The funny part is that these emotions seem to come out with the “wrong” triggers! Sickness itself was so bad. This last flare-up was so strong, so altogether crushing, that maybe there just wasn’t time to feel things as they happened, and now, months after the worst of it, the tiny things are the button-pushers.

This past week I had to cut my hair off. The rounds of powerful medicines we had to use for this flare-up made it rapidly fall out, and by the time this month came around it was clear that it wasn’t salvageable and that I was going to be a short-haired bride afterall. Not what I’d always dreamed of, but also NOT a huge deal; it’s definitely just hair! But somehow the no-choice-in-the-matterness of it all shook me up more than I expected, and on the happiest of girly days—when I got to go pick up my wedding dress and do the first fitting—I started to weep. Maybe these tangible things exist to put form to something we wouldn’t be able to process another way. Lost tresses and the way they change my face force me to move forward, to take a deep breath and chose bravery in the small stuff, leaving loss behind and pursuing confidence again after feeling tossed around by feisty circumstances.  

And I have been given the BEST support team for this stuff… two brothers and a sister that came along for the chop, and didn’t make me feel silly in any way, a mom that wiped my tears at the bridal salon, a pappy that nuzzled the words “you’re beautiful” into my cheek, and a fiancé that has only gushed delight, excitement, support, and anticipation at a lifetime of seeing each other grow and change.

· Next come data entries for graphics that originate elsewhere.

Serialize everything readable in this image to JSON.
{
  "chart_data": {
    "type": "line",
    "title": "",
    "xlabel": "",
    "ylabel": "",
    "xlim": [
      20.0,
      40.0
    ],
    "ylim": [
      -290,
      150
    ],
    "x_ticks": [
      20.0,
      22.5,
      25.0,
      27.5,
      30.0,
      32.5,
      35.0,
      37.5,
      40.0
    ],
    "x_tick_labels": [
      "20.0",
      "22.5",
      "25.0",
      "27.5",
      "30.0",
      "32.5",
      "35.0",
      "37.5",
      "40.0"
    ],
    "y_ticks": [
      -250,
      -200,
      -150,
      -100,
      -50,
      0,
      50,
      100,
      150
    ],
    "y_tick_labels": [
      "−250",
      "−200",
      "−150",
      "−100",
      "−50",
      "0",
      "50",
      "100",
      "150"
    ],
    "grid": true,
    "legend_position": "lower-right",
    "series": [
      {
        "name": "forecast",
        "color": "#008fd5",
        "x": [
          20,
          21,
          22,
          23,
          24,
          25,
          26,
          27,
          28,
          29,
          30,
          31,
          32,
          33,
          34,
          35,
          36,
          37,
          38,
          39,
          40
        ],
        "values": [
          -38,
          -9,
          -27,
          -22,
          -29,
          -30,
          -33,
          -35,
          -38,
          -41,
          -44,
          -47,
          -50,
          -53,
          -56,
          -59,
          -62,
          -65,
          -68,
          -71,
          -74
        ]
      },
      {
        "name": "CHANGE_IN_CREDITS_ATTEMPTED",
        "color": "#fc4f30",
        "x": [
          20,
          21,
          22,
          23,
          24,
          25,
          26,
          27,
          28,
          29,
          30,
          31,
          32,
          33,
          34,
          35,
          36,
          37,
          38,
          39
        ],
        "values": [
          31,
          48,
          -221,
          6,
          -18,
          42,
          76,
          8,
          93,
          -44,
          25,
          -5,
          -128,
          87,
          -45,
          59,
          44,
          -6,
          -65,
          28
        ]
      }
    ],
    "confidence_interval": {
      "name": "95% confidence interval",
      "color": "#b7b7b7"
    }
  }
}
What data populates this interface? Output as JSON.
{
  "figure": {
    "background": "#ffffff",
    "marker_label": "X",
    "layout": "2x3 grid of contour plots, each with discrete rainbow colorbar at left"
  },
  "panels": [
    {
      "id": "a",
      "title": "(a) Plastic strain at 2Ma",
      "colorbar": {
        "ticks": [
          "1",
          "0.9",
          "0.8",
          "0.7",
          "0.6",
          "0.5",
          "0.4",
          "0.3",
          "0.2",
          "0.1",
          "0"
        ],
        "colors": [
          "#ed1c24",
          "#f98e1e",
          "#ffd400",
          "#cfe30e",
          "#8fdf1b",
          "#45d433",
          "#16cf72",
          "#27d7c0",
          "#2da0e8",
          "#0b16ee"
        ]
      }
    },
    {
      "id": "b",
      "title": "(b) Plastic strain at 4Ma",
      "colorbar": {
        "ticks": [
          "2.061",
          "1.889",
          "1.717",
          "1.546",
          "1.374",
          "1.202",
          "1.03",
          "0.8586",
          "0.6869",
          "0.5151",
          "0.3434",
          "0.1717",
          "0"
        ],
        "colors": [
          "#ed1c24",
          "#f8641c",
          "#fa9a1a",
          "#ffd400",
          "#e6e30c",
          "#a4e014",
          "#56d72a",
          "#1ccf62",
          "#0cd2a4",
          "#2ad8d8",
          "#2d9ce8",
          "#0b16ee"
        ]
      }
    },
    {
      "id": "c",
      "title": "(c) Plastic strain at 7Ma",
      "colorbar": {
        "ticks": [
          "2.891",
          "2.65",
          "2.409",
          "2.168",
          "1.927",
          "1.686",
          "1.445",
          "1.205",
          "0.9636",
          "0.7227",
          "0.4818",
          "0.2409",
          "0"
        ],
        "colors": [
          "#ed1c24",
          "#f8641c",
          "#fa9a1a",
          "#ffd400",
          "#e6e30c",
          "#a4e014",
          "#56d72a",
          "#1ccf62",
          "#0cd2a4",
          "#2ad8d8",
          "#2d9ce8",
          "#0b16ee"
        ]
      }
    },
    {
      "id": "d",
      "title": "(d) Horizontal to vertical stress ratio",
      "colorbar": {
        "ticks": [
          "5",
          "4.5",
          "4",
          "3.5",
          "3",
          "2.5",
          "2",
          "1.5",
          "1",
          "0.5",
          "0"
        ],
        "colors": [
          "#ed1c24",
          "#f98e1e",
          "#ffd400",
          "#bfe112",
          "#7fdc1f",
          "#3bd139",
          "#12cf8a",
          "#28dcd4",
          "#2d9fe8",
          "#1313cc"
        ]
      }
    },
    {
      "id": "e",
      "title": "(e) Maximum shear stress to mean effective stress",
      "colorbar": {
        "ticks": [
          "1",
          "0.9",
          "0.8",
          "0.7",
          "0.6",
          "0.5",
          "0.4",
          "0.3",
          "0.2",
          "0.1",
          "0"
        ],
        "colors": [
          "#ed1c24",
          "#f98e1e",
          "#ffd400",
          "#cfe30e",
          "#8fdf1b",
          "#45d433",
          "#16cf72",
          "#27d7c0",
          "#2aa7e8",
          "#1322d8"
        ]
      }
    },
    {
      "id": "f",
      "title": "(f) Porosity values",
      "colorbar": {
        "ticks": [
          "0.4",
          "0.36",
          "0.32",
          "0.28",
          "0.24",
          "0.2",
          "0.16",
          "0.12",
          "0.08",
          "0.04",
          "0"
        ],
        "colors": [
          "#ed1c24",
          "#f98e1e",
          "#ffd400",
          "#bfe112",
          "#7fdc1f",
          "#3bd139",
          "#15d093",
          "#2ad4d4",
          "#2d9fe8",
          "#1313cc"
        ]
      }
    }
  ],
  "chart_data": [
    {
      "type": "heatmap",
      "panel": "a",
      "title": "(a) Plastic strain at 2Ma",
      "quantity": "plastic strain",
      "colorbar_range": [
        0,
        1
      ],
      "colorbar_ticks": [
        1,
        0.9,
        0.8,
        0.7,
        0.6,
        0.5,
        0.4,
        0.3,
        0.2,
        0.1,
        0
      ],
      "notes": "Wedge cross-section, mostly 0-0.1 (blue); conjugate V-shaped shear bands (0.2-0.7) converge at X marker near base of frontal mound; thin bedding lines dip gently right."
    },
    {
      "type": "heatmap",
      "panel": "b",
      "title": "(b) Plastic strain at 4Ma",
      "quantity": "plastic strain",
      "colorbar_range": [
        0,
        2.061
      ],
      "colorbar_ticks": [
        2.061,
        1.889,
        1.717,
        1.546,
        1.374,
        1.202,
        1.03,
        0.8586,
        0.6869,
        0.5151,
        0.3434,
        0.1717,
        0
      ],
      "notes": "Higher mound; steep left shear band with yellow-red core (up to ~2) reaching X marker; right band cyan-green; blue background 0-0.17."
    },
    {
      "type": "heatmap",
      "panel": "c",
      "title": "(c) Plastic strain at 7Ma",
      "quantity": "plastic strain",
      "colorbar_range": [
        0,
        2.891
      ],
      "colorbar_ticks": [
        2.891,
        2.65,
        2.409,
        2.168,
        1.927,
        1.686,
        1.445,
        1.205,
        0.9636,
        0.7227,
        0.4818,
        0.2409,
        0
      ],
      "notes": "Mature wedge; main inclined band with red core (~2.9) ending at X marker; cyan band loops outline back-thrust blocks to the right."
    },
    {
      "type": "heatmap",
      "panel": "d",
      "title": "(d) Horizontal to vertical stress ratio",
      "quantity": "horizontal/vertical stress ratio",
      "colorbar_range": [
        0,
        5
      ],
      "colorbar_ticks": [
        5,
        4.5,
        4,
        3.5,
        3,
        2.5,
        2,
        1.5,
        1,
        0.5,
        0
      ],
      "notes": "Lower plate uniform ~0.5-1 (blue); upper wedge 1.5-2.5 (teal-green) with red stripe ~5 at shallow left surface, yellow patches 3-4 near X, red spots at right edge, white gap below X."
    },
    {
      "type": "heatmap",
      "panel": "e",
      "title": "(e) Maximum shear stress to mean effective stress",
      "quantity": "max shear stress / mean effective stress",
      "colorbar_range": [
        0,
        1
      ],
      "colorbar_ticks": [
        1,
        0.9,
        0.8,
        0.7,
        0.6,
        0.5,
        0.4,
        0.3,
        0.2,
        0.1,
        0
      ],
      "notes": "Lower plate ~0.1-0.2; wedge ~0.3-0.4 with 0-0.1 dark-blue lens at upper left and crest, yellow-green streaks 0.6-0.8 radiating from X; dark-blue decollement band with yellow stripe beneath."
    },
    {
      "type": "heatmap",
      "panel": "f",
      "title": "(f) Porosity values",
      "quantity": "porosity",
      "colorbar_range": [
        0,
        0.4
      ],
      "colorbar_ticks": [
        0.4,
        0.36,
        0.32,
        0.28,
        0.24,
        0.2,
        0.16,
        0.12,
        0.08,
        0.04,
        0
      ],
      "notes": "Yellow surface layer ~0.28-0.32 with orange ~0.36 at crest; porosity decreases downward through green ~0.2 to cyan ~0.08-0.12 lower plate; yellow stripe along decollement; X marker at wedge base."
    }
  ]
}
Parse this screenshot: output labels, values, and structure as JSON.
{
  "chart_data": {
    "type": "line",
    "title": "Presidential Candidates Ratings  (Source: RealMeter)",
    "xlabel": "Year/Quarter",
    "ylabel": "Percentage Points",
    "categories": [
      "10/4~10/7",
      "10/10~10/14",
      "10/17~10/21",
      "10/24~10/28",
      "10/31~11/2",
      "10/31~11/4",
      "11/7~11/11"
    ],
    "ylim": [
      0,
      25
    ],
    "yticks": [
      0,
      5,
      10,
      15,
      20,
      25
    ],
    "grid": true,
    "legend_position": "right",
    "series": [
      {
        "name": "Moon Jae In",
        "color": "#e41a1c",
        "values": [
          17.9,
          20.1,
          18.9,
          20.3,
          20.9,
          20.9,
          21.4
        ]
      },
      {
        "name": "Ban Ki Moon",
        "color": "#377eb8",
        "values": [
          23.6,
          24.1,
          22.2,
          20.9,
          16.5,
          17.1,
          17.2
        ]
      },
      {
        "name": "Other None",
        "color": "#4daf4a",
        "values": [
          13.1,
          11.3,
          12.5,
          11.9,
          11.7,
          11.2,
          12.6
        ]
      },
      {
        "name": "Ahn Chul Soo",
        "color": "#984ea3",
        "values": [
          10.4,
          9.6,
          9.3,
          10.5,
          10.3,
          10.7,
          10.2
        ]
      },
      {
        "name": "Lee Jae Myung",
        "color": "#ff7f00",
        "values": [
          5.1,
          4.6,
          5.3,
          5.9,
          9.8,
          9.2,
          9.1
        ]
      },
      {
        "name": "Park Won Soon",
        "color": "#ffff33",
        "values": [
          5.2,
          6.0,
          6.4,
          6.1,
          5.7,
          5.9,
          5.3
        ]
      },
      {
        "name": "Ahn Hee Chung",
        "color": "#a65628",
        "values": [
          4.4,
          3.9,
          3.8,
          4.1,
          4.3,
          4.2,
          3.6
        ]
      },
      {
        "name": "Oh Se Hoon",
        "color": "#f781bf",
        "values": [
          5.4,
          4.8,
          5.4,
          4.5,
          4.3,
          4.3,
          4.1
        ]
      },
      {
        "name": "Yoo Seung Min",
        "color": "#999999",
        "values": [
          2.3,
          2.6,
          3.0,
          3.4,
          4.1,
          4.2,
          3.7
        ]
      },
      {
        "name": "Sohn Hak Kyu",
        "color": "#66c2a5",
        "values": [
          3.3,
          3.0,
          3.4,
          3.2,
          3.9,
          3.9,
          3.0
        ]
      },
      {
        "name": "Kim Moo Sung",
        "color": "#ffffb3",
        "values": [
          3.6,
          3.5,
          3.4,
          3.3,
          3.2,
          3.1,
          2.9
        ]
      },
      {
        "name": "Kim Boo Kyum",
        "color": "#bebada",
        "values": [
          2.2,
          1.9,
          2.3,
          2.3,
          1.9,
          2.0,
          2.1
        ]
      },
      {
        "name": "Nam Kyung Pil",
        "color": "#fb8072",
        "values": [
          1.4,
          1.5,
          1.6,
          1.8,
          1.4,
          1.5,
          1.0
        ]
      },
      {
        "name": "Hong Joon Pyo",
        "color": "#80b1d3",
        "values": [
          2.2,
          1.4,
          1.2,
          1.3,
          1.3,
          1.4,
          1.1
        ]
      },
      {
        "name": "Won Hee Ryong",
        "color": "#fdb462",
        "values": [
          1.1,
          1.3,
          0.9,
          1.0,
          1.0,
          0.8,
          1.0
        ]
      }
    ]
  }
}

A few days later, we needed to administer the second “loading dose” of the new “biologic” medication (given in my arm this time, instead of the initial 4 in my belly – see the pic!). This one is replacing the Remicade that was causing the hairloss, exhaustion, and brain-fog. We’re really hopeful that this is the one we can stick with for many years to come, and are praying that as it gets in my system, I will become able to wean off the steroids again and remain on only 1-2 medicines! It’s awesome to be able to give myself the shots (it’ll be 1 shot every 2 weeks now), and to no longer have to plan around intravenous infusions every 8 weeks! This medicine still suppresses my immune system, which potentially still limits where Johnny and I will be able to serve with Wycliffe in the future, but that “limit” no longer feels scary, and I stand firmly on the knowledge that no medicine will wrangle any limitation on God’s will.

So change pummels forward, but good things are afoot. Smiling today at the oddity of this summer, and thankful for all the ways this body is calming down.